Non-Farm Trading Order Strategies

2023-06-05
Summary:

EBC Financial Group offering a effective techniques for non-farm trade orders. Learn proven techniques and strategies to maximize your profits.

When non agricultural data is released, many traders will choose to trade on forex. However, the release of data often brings significant fluctuations to the forex market. So, how can investors avoid a decline an orders during non agricultural periods and maintain principal?

USD for pending orders 

USD Pending Orders

Generally speaking, if investors want to quickly double in a short period of time, the following three conditions are essential:

1. There is a market with fluctuations above $10

Forex fluctuations during non agricultural periods generally range from $5 to $20, and smaller fluctuations can also rise to over $10 within ten minutes of the release of non agricultural data. Therefore, it is not difficult for fluctuations to exceed $10 during the release of non agricultural data.


2. Accurately determine the direction of price trends

This requires a combination of accumulated experience and keen observation of forex trading by traders. In fact, it is difficult to determine the trend of the forex market before the data is released. Within a few minutes after the release of non agricultural data, there will be a wave of unilateral currency trends. This is the best opportunity for investors to seize opportunities.
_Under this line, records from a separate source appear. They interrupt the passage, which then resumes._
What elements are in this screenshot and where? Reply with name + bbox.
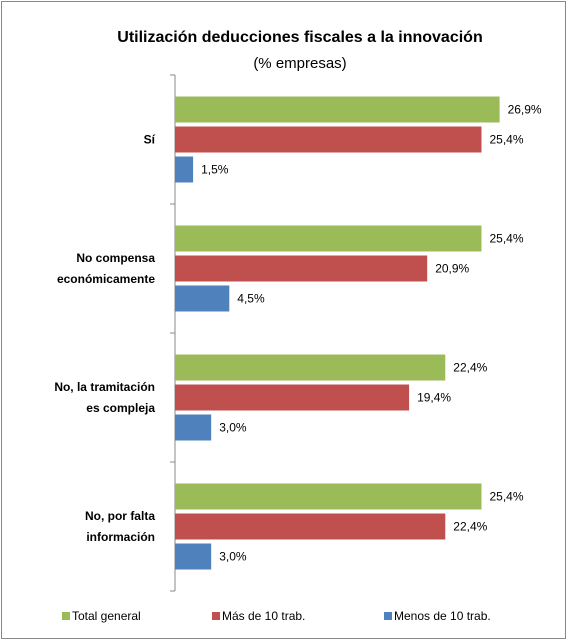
bar [175, 285, 230, 312]
data-label: 25,4% [489, 232, 523, 246]
bar [175, 225, 482, 252]
chart-title: Utilización deducciones fiscales a la in… [117, 29, 482, 46]
legend-swatch [62, 612, 70, 620]
data-label: 26,9% [508, 103, 542, 117]
legend-label: Total general [72, 609, 141, 623]
data-label: 22,4% [453, 361, 487, 375]
bar [175, 96, 500, 123]
data-label: 4,5% [237, 292, 265, 306]
data-label: 20,9% [435, 262, 469, 276]
data-label: 3,0% [219, 550, 247, 564]
legend-swatch [384, 612, 392, 620]
data-label: 25,4% [489, 133, 523, 147]
bar [175, 384, 410, 411]
bar [175, 255, 428, 282]
data-label: 22,4% [453, 520, 487, 534]
data-label: 25,4% [489, 490, 523, 504]
bar [175, 126, 482, 153]
bar [175, 543, 212, 570]
bar [175, 483, 482, 510]
legend-label: Más de 10 trab. [222, 609, 305, 623]
bar [175, 156, 194, 183]
bar [175, 414, 212, 441]
y-tick-label: No, por falta información [84, 508, 155, 544]
y-tick-label: Sí [143, 132, 155, 146]
y-tick-label: No compensa económicamente [56, 250, 155, 286]
data-label: 3,0% [219, 421, 247, 435]
legend-label: Menos de 10 trab. [394, 609, 491, 623]
bar [175, 354, 446, 381]
data-label: 1,5% [201, 163, 229, 177]
y-tick-label: No, la tramitación es compleja [54, 379, 155, 415]
chart-subtitle: (% empresas) [253, 55, 346, 72]
bar [175, 513, 446, 540]
data-label: 19,4% [417, 391, 451, 405]
legend-swatch [212, 612, 220, 620]
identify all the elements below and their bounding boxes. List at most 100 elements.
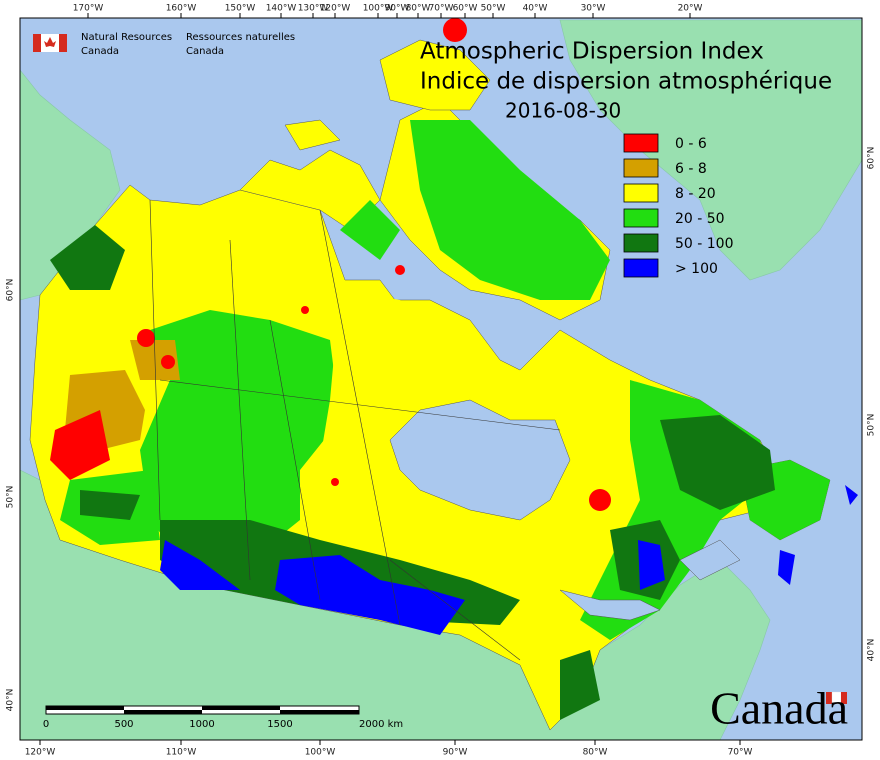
province-boundaries-shape <box>229 239 251 581</box>
legend-label: > 100 <box>675 261 718 277</box>
scale-label: 500 <box>114 719 133 730</box>
legend-swatch <box>623 158 659 178</box>
legend-label: 20 - 50 <box>675 211 725 227</box>
left-axis-label: 40°N <box>6 689 16 712</box>
title: Atmospheric Dispersion Index <box>420 39 764 65</box>
agency-en: Canada <box>81 46 119 57</box>
top-axis-label: 120°W <box>320 4 351 14</box>
index-zone-0-6-shape <box>443 18 467 42</box>
legend-swatch <box>623 133 659 153</box>
legend-label: 50 - 100 <box>675 236 734 252</box>
top-axis-label: 60°W <box>453 4 478 14</box>
index-zone-0-6 <box>50 18 611 511</box>
legend-label: 6 - 8 <box>675 161 707 177</box>
index-zone-50-100-shape <box>50 225 125 290</box>
province-boundaries-shape <box>159 379 561 431</box>
left-axis-label: 60°N <box>6 279 16 302</box>
left-axis-label: 50°N <box>6 486 16 509</box>
index-zone-20-50-shape <box>410 120 610 300</box>
legend-label: 8 - 20 <box>675 186 716 202</box>
legend-label: 0 - 6 <box>675 136 707 152</box>
legend-swatch <box>623 258 659 278</box>
canada-base-shape <box>239 149 381 231</box>
index-zone-0-6-shape <box>50 410 110 480</box>
water-bodies-shape <box>679 539 741 581</box>
bottom-axis-label: 100°W <box>305 748 336 758</box>
top-axis-label: 140°W <box>266 4 297 14</box>
index-zone-0-6-shape <box>301 306 309 314</box>
wordmark-flag-shape <box>841 692 847 704</box>
flag-icon-shape <box>44 37 56 47</box>
flag-icon <box>33 34 67 52</box>
top-axis-label: 100°W <box>363 4 394 14</box>
bottom-axis-label: 90°W <box>443 748 468 758</box>
top-axis-label: 50°W <box>481 4 506 14</box>
water-bodies-shape <box>559 589 661 621</box>
date: 2016-08-30 <box>505 99 621 123</box>
scale-label: 1500 <box>267 719 292 730</box>
scale-label: 1000 <box>189 719 214 730</box>
right-axis-label: 60°N <box>867 147 877 170</box>
top-axis-label: 80°W <box>406 4 431 14</box>
scale-bar <box>45 705 360 715</box>
top-axis-label: 130°W <box>298 4 329 14</box>
agency-en: Natural Resources <box>81 32 172 43</box>
top-axis-label: 40°W <box>523 4 548 14</box>
index-zone-8-20-shape <box>320 290 440 500</box>
bottom-axis-label: 110°W <box>166 748 197 758</box>
wordmark-flag <box>826 691 847 705</box>
canada-base-shape <box>379 39 491 111</box>
province-boundaries-shape <box>319 209 401 626</box>
flag-icon-shape <box>33 34 41 52</box>
legend-swatch <box>623 233 659 253</box>
index-zone-50-100-shape <box>660 415 775 510</box>
index-zone-above-100-shape <box>160 540 240 590</box>
index-zone-above-100-shape <box>275 555 465 635</box>
water-bodies <box>389 399 741 621</box>
index-zone-0-6-shape <box>137 329 155 347</box>
wordmark-flag-shape <box>826 692 832 704</box>
legend-swatch <box>623 208 659 228</box>
province-boundaries <box>149 199 561 661</box>
index-zone-0-6-shape <box>161 355 175 369</box>
title: Indice de dispersion atmosphérique <box>420 69 832 95</box>
index-zone-0-6-shape <box>395 265 405 275</box>
agency-fr: Ressources naturelles <box>186 32 295 43</box>
top-axis-label: 160°W <box>166 4 197 14</box>
scale-label: 0 <box>43 719 49 730</box>
water-bodies-shape <box>389 399 571 521</box>
other-land-shape <box>19 69 121 301</box>
flag-icon-shape <box>59 34 67 52</box>
top-axis-label: 90°W <box>385 4 410 14</box>
index-zone-0-6-shape <box>589 489 611 511</box>
scale-bar-shape <box>202 706 280 710</box>
index-zone-0-6-shape <box>331 478 339 486</box>
top-axis-label: 30°W <box>581 4 606 14</box>
bottom-axis-label: 70°W <box>728 748 753 758</box>
index-zone-above-100-shape <box>845 485 858 505</box>
index-zone-above-100-shape <box>638 540 665 590</box>
index-zone-20-50-shape <box>140 310 340 570</box>
top-axis-label: 150°W <box>225 4 256 14</box>
scale-bar-shape <box>280 710 359 714</box>
legend-swatch <box>623 183 659 203</box>
index-zone-above-100-shape <box>778 550 795 585</box>
canada-base-shape <box>284 119 341 151</box>
bottom-axis-label: 120°W <box>25 748 56 758</box>
index-zone-20-50-shape <box>340 200 400 260</box>
top-axis-label: 20°W <box>678 4 703 14</box>
province-boundaries-shape <box>149 199 161 521</box>
bottom-axis-label: 80°W <box>583 748 608 758</box>
right-axis-label: 40°N <box>867 639 877 662</box>
index-zone-50-100-shape <box>80 490 140 520</box>
top-axis-label: 70°W <box>429 4 454 14</box>
scale-bar-shape <box>46 706 124 710</box>
province-boundaries-shape <box>389 559 521 661</box>
province-boundaries-shape <box>269 319 321 601</box>
scale-bar-shape <box>124 710 202 714</box>
agency-fr: Canada <box>186 46 224 57</box>
wordmark: Canada <box>710 683 848 734</box>
index-zone-50-100-shape <box>560 650 600 720</box>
3. Strictly execute planned trading instructions

Investors can combine forex orders and market price orders to ensure that there will be no decline in forex orders during the release of non agricultural data. Place two stop loss orders one minute before the release of non agricultural data, set the correct price and stop loss position, and then wait for the release of non agricultural data. After a stop loss order is activated, delete another stop loss order, then focus on the market, use mobile stop loss protection funds, and manually close positions when the time is ripe. In this way, profits can be maximized.


When non agricultural data is released, the market fluctuates greatly and the risk of sliding points is also high. To avoid the risk of slipping, the following techniques can be used to place an order:

1. Set stop loss and profit levels in advance:
Before the release of non agricultural data, set stop loss and profit levels to avoid significant market fluctuations that may lead to sliding point risks after the data is released.


2. Using a Limit Order for listing: 

Using a limit order for listing can control your trading price and avoid slip point risks. The price limit order refers to the buying or selling price you set. If the market price reaches the price you set, the order will be executed. Therefore, using a price limit order can ensure that you complete the transaction within the expected price range.


3. Avoid placing orders a few minutes before the release of non agricultural data: 

Due to the high market volatility during the release of non agricultural data, exchanges may suspend trading for a period of time. Therefore, placing orders a few minutes before the release of non agricultural data may increase the risk of sliding points. It is recommended to wait for market stability before trading after the release of non agricultural data.


4. Using a stop loss limit order: 

A stop loss limit order is a trading method that combines stop loss orders and limit orders. It can automatically convert orders into limit orders and execute them when the stop loss price you set is reached. This can avoid the risk of sliding points when the market experiences significant fluctuations.


In short, when releasing non agricultural data, placing orders requires extra caution. Reasonable setting of stop loss and profit levels, using limit orders, avoiding placing orders a few minutes before the release of non agricultural data, and using stop loss limit orders can effectively reduce the risk of sliding points.


【 EBC Platform Risk Reminder and Disclaimer 】: There are risks in the market, and investment needs to be cautious. This article does not constitute investment advice.

The M1 M2 Scissors Gap's Meaning and Implications

The M1 M2 Scissors Gap's Meaning and Implications

The M1 M2 scissors gap measures the difference in growth rates between M1 and M2 money supplies, highlighting disparities in economic liquidity.

2024-12-20
The Dinapoli Trading Method and Its Application

The Dinapoli Trading Method and Its Application

The Dinapoli Trading Method is a strategy that combines leading and lagging indicators to identify trends and key levels.

2024-12-19
Efficient Market Hypothesis' Basics and Forms

Efficient Market Hypothesis' Basics and Forms

The Efficient Market Hypothesis states that financial markets incorporate all information into asset prices, so outperforming the market is unlikely.